Number of distinct connected digraphs with 4 vertices and 6 edges
Solution 1:
In the particular case of 4 vertices and 6 edges, we can generate them exhaustively. I use some GAP code below.

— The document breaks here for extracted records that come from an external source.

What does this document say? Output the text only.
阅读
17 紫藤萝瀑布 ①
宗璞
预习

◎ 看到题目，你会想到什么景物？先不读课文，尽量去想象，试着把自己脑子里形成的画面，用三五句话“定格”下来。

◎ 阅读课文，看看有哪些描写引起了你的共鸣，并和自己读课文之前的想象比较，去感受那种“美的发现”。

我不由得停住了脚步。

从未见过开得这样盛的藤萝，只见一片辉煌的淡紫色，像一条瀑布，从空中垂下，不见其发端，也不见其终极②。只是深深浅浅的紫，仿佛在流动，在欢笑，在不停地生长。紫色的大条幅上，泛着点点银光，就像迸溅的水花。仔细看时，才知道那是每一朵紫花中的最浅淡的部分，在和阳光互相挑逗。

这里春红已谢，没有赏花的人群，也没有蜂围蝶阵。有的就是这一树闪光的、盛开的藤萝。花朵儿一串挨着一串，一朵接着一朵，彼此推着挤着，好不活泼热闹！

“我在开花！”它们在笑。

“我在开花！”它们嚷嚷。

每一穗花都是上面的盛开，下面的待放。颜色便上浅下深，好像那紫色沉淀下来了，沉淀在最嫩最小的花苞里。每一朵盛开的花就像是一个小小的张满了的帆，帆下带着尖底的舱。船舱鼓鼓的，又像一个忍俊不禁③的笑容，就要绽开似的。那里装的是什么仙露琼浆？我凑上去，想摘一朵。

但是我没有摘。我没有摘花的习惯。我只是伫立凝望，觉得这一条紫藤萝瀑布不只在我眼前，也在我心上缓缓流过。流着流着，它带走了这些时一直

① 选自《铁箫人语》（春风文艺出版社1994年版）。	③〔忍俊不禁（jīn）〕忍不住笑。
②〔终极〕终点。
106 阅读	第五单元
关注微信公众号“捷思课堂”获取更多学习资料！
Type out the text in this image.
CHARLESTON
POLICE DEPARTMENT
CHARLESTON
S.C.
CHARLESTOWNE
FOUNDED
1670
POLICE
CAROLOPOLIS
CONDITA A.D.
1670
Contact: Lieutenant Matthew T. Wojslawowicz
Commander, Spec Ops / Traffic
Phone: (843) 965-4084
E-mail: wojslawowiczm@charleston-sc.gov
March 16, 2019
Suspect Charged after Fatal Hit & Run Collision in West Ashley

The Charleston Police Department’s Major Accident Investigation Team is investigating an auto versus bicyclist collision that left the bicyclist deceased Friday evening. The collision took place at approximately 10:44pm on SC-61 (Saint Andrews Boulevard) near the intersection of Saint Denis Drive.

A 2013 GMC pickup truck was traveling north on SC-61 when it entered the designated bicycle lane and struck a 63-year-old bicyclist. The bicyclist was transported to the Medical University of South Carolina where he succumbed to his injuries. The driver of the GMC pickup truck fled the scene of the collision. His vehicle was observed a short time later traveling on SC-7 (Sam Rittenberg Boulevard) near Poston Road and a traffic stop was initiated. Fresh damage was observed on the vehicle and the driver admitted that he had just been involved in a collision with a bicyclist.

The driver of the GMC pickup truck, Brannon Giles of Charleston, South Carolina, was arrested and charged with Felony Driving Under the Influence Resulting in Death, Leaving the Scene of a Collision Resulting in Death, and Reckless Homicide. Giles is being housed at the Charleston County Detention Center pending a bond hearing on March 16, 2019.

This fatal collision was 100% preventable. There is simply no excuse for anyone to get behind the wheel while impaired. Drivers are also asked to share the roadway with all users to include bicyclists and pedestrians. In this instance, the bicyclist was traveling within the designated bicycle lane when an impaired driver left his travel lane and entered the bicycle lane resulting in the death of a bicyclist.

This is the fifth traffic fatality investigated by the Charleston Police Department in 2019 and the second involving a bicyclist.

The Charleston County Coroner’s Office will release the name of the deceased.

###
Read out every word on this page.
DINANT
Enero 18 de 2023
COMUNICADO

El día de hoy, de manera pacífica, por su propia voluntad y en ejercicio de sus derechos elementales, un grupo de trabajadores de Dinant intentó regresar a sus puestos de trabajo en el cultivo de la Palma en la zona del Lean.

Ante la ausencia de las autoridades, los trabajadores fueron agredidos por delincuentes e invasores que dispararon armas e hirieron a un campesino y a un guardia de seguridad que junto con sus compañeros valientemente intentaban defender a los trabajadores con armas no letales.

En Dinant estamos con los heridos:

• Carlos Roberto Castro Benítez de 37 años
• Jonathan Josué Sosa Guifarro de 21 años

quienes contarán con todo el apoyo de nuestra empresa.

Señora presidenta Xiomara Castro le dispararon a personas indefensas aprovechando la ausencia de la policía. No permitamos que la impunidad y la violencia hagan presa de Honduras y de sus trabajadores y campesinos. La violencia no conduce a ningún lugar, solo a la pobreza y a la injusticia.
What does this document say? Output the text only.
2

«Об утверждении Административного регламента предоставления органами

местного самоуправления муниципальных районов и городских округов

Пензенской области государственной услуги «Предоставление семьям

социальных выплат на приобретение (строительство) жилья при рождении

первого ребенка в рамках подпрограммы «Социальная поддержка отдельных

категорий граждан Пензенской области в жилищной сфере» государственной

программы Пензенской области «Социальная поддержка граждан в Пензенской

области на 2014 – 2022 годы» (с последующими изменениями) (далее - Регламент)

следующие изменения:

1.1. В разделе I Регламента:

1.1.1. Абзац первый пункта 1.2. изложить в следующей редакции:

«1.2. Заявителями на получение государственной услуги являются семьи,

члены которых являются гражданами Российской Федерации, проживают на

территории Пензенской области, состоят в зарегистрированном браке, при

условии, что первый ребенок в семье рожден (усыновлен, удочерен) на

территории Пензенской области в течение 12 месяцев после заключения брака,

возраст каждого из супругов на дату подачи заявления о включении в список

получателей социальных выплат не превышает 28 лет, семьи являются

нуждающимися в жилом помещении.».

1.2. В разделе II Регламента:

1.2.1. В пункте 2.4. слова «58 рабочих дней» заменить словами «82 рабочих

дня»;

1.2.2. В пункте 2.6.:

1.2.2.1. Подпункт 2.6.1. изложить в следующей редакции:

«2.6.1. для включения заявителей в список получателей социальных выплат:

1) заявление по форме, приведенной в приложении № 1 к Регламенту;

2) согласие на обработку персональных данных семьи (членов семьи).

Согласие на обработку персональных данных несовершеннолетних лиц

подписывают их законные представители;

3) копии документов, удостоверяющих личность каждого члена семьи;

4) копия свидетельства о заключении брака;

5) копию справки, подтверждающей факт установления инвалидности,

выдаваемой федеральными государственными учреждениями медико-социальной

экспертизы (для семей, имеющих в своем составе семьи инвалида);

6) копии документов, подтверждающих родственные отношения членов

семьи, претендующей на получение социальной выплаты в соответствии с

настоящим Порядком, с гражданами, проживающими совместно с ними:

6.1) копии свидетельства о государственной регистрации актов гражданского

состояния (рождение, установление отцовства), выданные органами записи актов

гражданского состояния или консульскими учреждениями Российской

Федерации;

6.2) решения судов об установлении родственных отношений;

Step 1: generate all labelled digraphs:
nrVert:=4;;
nrEdges:=2*(nrVert-1);;
LabelledDigraphs:=[];
DigraphBacktracking:=function(v,edgeSet)
local deg,outNeighborSet,newedgeSet;
for deg in [0..Minimum(nrEdges-Size(edgeSet),nrVert-1)] do
for outNeighborSet in Combinations([1..nrVert],deg) do
# loops are not allowed
if(v in outNeighborSet) then continue; fi;
# add new directed edges
newedgeSet:=Concatenation(edgeSet,List(outNeighborSet,u->[v,u]));
if(v<nrVert) then
DigraphBacktracking(v+1,newedgeSet);
else
if(Size(newedgeSet)=nrEdges) then
LabelledDigraphs:=Concatenation(LabelledDigraphs,[newedgeSet]);
fi;
fi;
od;
od;
end;;
# start backtracking
DigraphBacktracking(1,[]);
Then we filter out isomorphic representatives, which we can do by brute force (i.e., compute the entire isomorphism class) since the parameters are small:
# brute-force computes the isomorphism class; finds minimum
IsomorphismClassRepresentative:=function(edgeSet)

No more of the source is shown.